LiveRamp Holdings, a software company, announced that it had decided to purchase marketing data startup Habu for $200 million in cash and stock.
LiveRamp Holdings, a software company that helps brands, advertisers, and retailers match together customer information, confirmed on Wednesday that it has agreed to acquire marketing data startup Habu for $200 million in cash and stock.
The agreement will allow their clients, who include well-known brands such as Walmart and PepsiCo, to more readily exchange customer data with their business partners, including advertising and other businesses.
“Habu is well-known in the market for developing a simple, lightweight application layer that makes data even easier to utilize. We will assimilate that and implement it throughout our much larger customer base, making things even easier for them to use,” LiveRamp CEO Scott Howe stated.

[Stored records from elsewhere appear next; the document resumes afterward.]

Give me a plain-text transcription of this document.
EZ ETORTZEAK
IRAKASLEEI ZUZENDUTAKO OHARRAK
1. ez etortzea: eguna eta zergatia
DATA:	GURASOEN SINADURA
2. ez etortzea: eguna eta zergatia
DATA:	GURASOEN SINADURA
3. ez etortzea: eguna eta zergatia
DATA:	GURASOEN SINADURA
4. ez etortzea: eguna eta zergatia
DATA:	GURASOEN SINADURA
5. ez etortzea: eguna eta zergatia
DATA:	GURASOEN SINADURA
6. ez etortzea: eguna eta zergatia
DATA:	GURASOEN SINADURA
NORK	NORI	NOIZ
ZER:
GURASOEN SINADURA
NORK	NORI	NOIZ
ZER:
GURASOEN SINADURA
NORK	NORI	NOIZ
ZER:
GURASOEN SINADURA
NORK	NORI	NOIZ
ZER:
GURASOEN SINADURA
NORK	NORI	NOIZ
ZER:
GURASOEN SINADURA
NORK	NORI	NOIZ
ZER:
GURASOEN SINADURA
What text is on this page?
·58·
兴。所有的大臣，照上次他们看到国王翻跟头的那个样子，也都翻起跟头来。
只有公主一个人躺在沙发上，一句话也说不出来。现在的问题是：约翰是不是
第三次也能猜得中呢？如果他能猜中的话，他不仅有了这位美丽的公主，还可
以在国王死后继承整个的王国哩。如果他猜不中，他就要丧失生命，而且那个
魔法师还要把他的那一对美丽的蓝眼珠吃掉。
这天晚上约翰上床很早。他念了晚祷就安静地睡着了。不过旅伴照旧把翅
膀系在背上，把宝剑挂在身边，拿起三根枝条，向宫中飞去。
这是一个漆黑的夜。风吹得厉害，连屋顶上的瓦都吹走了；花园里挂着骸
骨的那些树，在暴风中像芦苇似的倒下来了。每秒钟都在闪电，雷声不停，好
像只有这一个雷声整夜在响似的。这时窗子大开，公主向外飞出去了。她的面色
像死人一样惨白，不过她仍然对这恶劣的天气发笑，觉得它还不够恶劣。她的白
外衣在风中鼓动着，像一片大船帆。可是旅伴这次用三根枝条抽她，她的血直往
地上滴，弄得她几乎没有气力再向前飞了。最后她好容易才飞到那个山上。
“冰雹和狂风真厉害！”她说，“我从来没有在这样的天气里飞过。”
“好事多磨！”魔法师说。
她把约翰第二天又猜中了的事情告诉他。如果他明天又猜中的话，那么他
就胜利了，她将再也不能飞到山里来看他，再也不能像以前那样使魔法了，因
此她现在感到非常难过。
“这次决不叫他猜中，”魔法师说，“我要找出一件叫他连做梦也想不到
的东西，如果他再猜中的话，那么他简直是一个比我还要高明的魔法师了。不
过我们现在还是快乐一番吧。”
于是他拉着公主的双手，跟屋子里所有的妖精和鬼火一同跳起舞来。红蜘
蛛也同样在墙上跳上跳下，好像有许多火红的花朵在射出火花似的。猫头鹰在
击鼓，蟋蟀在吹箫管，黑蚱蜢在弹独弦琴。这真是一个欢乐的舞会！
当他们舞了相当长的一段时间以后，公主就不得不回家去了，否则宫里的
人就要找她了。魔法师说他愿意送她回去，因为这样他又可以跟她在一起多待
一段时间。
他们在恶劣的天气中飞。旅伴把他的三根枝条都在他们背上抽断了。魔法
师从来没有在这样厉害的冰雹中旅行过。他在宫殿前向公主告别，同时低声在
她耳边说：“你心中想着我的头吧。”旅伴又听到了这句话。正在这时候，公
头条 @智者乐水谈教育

Habu specializes in “clean rooms,” which enable content platforms to keep user data secret when communicating with marketers.
“To really scale things, being able to plug Habu into a large company like LiveRamp will provide a lot more value to our customers,” Habu CEO Matt Kilmartin stated.
Habu will be acquired for around $170 million in cash and $30 million in LiveRamp stock. According to LiveRamp, the purchase is likely to be completed in the March quarter.
San Francisco-based LiveRamp anticipates Habu generating around $18 million in sales in fiscal year 2025.
Evercore and Baker McKenzie advised LiveRamp on the deal. Goldman Sachs and Gunderson Dettmer advised Habu.